Finally, there are social and religious conservatives to pay attention to. Bush adviser Karl Rove has worried aloud about 4million religious conservatives who failed to vote in 2000. Next year, Bush shouldn't expect his evangelical Christian faith, now well known, to lure them to the polls. He'll need to address their concerns--abortion, gay marriage, pornography, anti-Christian bias. Harping on these isn't necessary, but making his positions clear and unequivocal is. Bush made a gratuitous mistake at his last press conference by saying the country isn't ready to ban abortion. That may be true, but he'd have been smarter to focus on the next item on the pro-life agenda, making violence against unborn children a federal crime. Social conservatives need to be encouraged. They will be--if they're certain the president is on their side.
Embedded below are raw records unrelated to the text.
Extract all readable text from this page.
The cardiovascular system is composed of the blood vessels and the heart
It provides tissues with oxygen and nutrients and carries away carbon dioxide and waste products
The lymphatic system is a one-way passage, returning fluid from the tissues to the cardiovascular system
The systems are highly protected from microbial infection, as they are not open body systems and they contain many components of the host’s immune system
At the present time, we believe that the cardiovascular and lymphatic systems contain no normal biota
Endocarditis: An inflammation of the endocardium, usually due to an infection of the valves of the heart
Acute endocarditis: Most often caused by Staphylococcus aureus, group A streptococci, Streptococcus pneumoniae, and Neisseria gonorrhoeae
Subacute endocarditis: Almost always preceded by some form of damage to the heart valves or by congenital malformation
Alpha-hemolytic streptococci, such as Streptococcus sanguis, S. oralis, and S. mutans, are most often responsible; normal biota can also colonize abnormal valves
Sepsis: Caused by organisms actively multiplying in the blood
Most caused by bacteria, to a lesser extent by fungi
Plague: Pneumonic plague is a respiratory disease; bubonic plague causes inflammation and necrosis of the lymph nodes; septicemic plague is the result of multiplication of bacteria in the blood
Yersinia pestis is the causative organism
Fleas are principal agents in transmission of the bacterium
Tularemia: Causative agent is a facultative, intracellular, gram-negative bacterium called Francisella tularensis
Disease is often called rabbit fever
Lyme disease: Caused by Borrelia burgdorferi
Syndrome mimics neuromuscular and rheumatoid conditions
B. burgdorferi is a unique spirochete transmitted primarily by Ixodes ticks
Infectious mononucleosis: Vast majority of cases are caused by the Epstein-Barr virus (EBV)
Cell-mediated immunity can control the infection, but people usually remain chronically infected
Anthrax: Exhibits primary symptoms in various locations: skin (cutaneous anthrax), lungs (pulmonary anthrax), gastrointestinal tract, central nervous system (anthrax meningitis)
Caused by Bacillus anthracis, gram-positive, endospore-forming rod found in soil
Republican strategists who sniff a landslide in the making may think none of this is required. Maybe they're right. There's no doubt Bush is far better off than his father was going into the 1992 election. But politics is a dynamic process characterized by wild swings. Just think if Saddam Hussein were captured or killed. Support for Bush's Iraq policy would jump 20 points instantly. But also consider the possible political consequences if the U.S. military suffered a dramatic setback in Iraq next year or if another 9/11-class terrorist attack occurred at home or if the economy had a hiccup or if a serious scandal struck the Bush administration. None of these is likely. But Bush needs to be strong enough politically to withstand such scenarios, especially in the not-farfetched event he faces a Democratic foe capable of making the presidential race competitive.